HIGHLIGHTS
2025 Guidance reiterated. From an operations point of view, the company estimates Commercial Aviation deliveries between 77 and 85 aircraft, and Executive Aviation deliveries between 145 and 155 aircraft. From a financial point of view, revenues in the US$7.0 to US$7.5 billion range, adjusted EBIT margin between 7.5 per cent and 8.3 per cent, and adjusted free cash flow of US$200 million or higher for the year.
Embraer delivered 62 aircraft in 3Q25, of which 20 were commercial jets (13 E2s and 7 E1s), 41 were executive jets (23 light and 18 medium) and 1 was defense related (KC-390 Millennium). The result is +5 per cent versus 59 aircraft delivered year-over-year (yoy). The number of deliveries for Commercial Aviation was +25 per cent higher compared to 3Q24, while Executive Aviation was flat.
The company's backlog reached US$31.3 billion in 3Q25, +5 per cent qoq, surpassing the previous historical all-time high. Compared to a year ago, the company wide backlog increased +38 per cent with highlights across all business units. For instance, the backlog for Executive Aviation and Services & Support increased +65 per cent and +40 per cent yoy, respectively; for Commercial Aviation +37 per cent yoy while for Defense & Security +8 per cent yoy.

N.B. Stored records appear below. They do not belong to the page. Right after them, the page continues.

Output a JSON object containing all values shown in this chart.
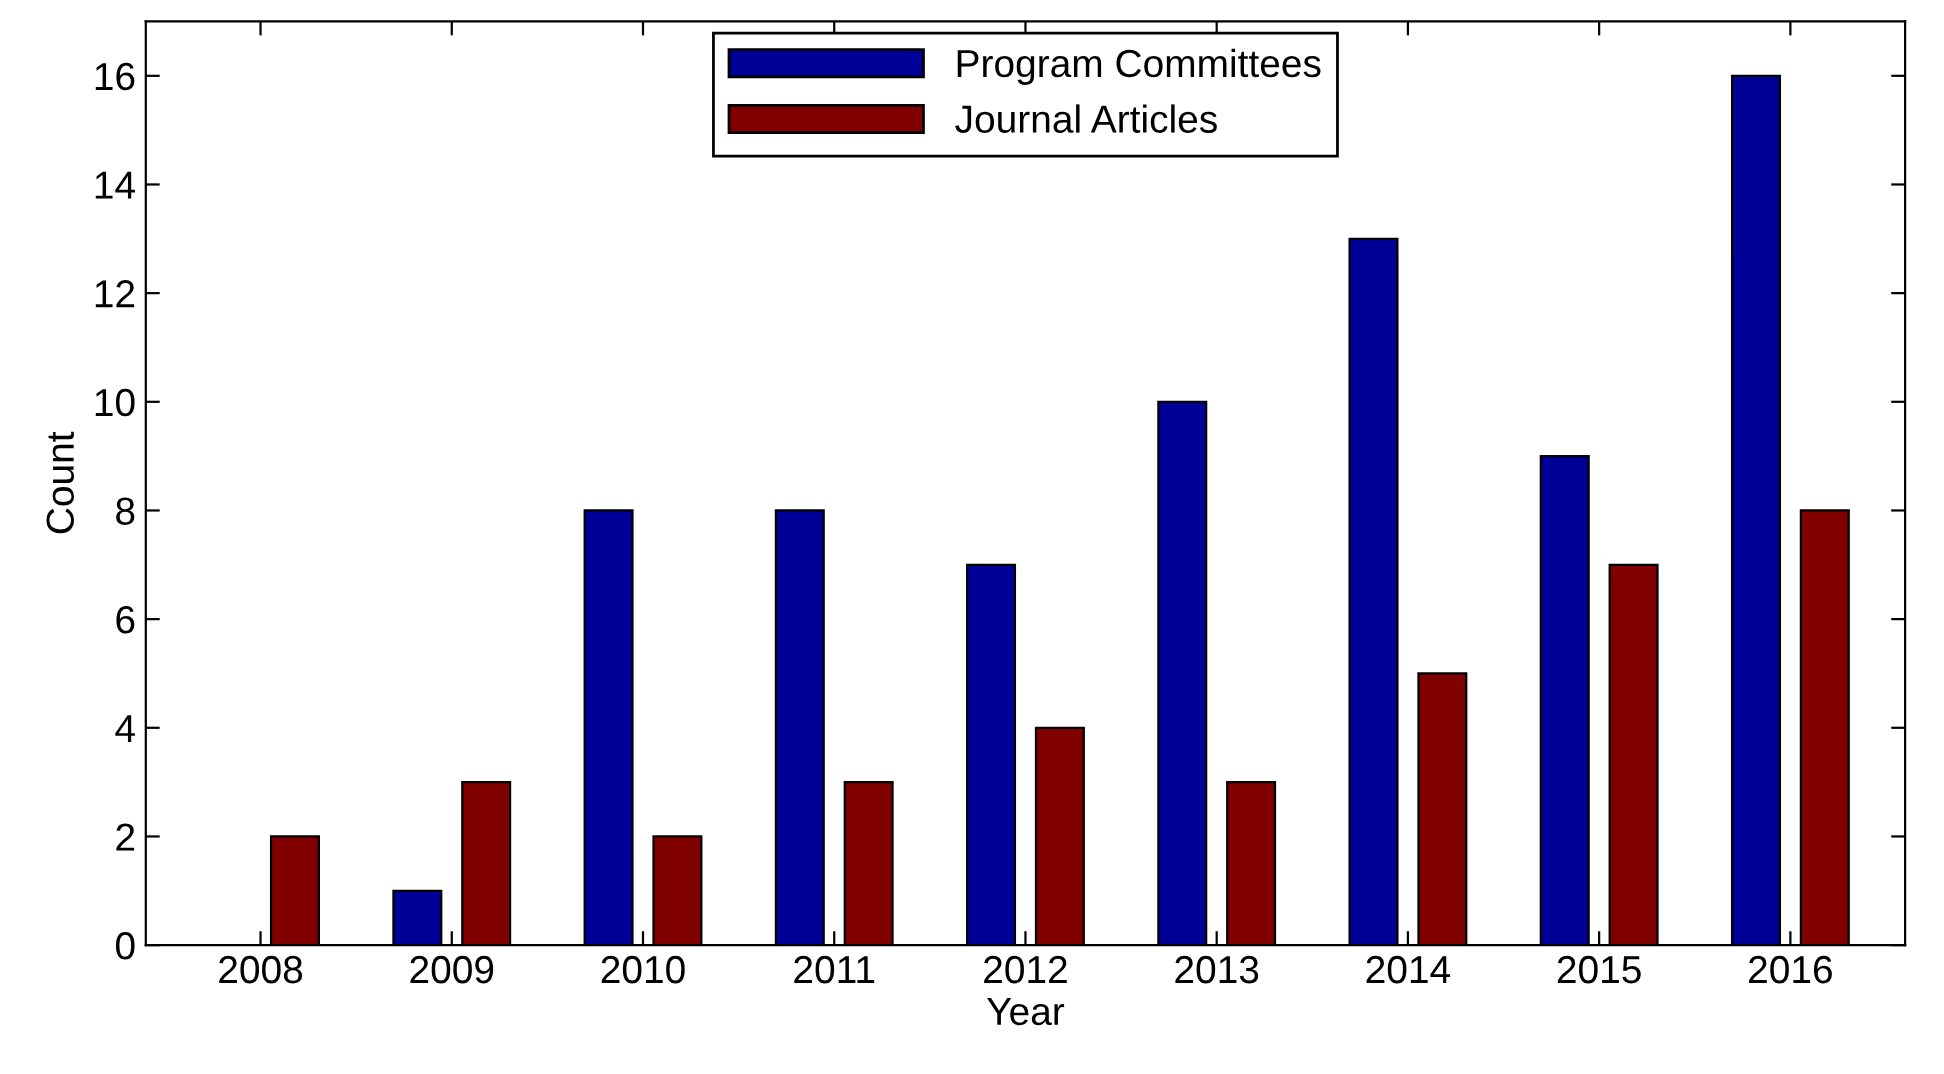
{
  "chart_data": {
    "type": "bar",
    "xlabel": "Year",
    "ylabel": "Count",
    "categories": [
      "2008",
      "2009",
      "2010",
      "2011",
      "2012",
      "2013",
      "2014",
      "2015",
      "2016"
    ],
    "series": [
      {
        "name": "Program Committees",
        "color": "#000099",
        "values": [
          0,
          1,
          8,
          8,
          7,
          10,
          13,
          9,
          16
        ]
      },
      {
        "name": "Journal Articles",
        "color": "#800000",
        "values": [
          2,
          3,
          2,
          3,
          4,
          3,
          5,
          7,
          8
        ]
      }
    ],
    "ylim": [
      0,
      17
    ],
    "yticks": [
      0,
      2,
      4,
      6,
      8,
      10,
      12,
      14,
      16
    ],
    "grid": false,
    "legend": "top"
  }
}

Consolidated revenue of US$2,004 million in 3Q25 represented an +18 per cent increase yoy. Commercial Aviation and Defense & Security, whose revenues increased +31 per cent and +27 per cent when compared to last year, were the highlight of the quarter. Meanwhile, Services & Support and Executive Aviation also performed well with revenues +16 per cent and +4 per cent yoy, respectively.
Commercial Aviation
Revenues were US$618 million, +31 per cent higher yoy underpinned by better product mix and higher volumes and prices. Gross margin increased from +4.3 per cent to +7.1 per cent yoy while Adjusted EBIT increased from -4.8 per cent to +1.3 per cent yoy, supported by operating leverage and lower Other operating expenses (i.e. tax credits during the current period and negative one-time items a year ago).
Executive Aviation
Revenues totaled US$583 million, +4 per cent yoy propped by higher prices. However, the gross margin decreased from +23.4 per cent versus +18.7 per cent a year ago because of product mix, U.S. import tariffs (US$15 million; 260bp) and higher costs (i.e. logistics). Consequently, Adjusted EBIT margin decreased from +16.3 per cent to +12.1 per cent yoy and reflected gross margin variance.
Defense & Security
Revenues reached US$278 million, +27 per cent yoy because of higher KC-390 volumes and a one-off positive contract-related adjustment. Gross margin increased from +16.8 per cent to +20.3 per cent yoy impacted by operating leverage and client mix (i.e. more exports), in accordance with the percentage of completion calculation method. Consequently, the adjusted EBIT margin improved from +7.2 per cent to +12.9 per cent yoy.
Services & Support
Revenues totaled US$493 million, +16 per cent yoy driven by higher volumes across all segments, particularly in Commercial Aviation, Executive Aviation and the rampup of the OGMA GTF engine shop. The gross margin decreased from +29.2 per cent to +24.9 per cent yoy primarily due to service and materials delays. U.S. import tariffs for the division were US$2 million (40bp) during the quarter. Consequently, the Adjusted EBIT margin decreased from +18.7 per cent to +13.7 per cent yoy.
Others
Include Agricultural Aviation (i.e. crop duster), the cyber division Tempest, the recently included landing gear division, and other businesses. Revenues for the segment rose +150 per cent from US$13 million to US$32 million yoy because of the inclusion of the reclassified landing gear division in early 2025.